The UK's FTSE 100 was up 30.11 points, or 0.5 percent, at 6,368.02 by 0734 GMT, having fallen over the three previous days to its lowest level since July 3 on worries the U.S. could default on its debt.
Equities in Europe mirrored a rebound overnight on Wall Street, which traders attributed to reports that U.S. Republicans were looking to a short-term hike in the government's borrowing authority to buy time for talks on broader policy issues.
Volatility - a crude gauge of investor fear - fell 7.5 percent early on, but longer-term worries persisted.
"The FTSE 100 may bounce from here given its oversold nature but may struggle to make any real headway. The downside is the least path of resistance with the 200-day moving average (6,416) acting as a ceiling," Jawaid Afsar, sales trader at SecurEquity, said.

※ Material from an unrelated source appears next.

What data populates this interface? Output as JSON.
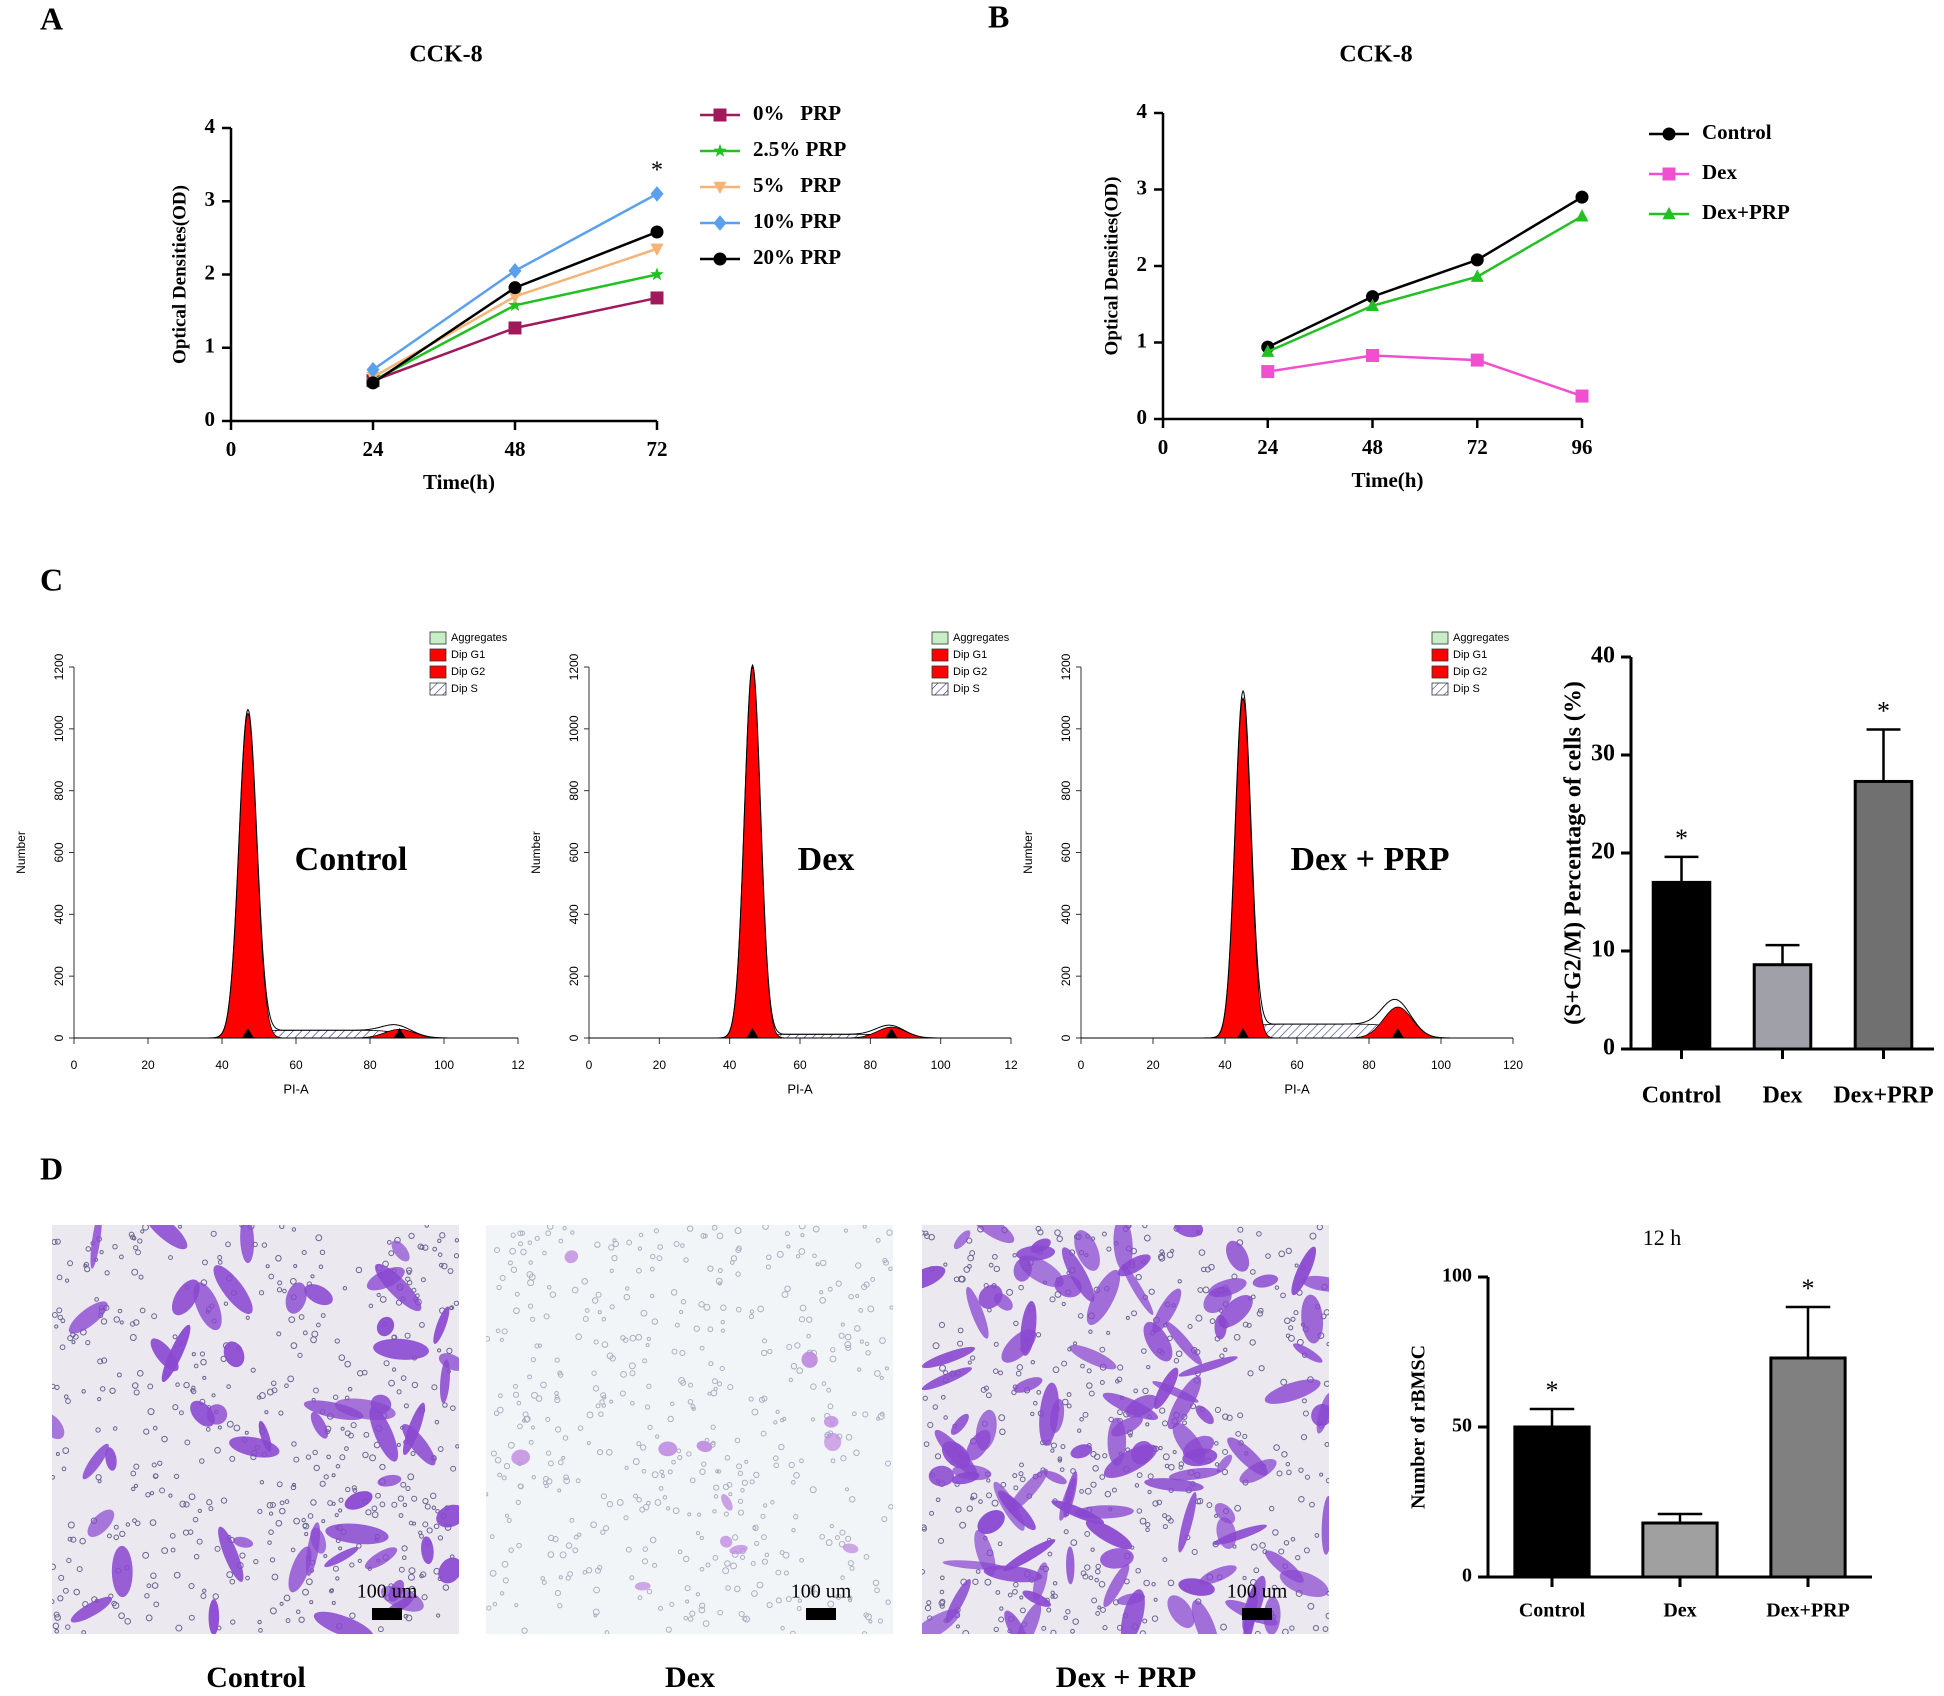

"Markets are likely to remain nervous with increasing volatility as the Oct. 17 (U.S. debt ceiling) deadline approaches."
The annual IMF and World Bank meetings kept the global focus very much on Washington, while in the UK investors looked to a Bank of England monetary policy announcement due at 1100 GMT.
The BoE seems unlikely to make waves in the market, with interest rates expected to stay anchored at 0.5 percent and quantitative easing unchanged.
Energy suppliers were among the top gainers after SSE said it would raise prices by an average 8.2 percent next month.
That will potentially boost profits but also trigger what is likely to be a political backlash against UK energy groups over rising household fuel bills.
SSE was up 1.3 percent while Peer Centrica gained 1.6 percent.
British defence contractor BAE Systems eked out 0.6 percent gains after it maintained its outlook but said its earnings could be hit by 6-7 pence per share should it fail to reach agreement on a jet deal with Saudi Arabia this year.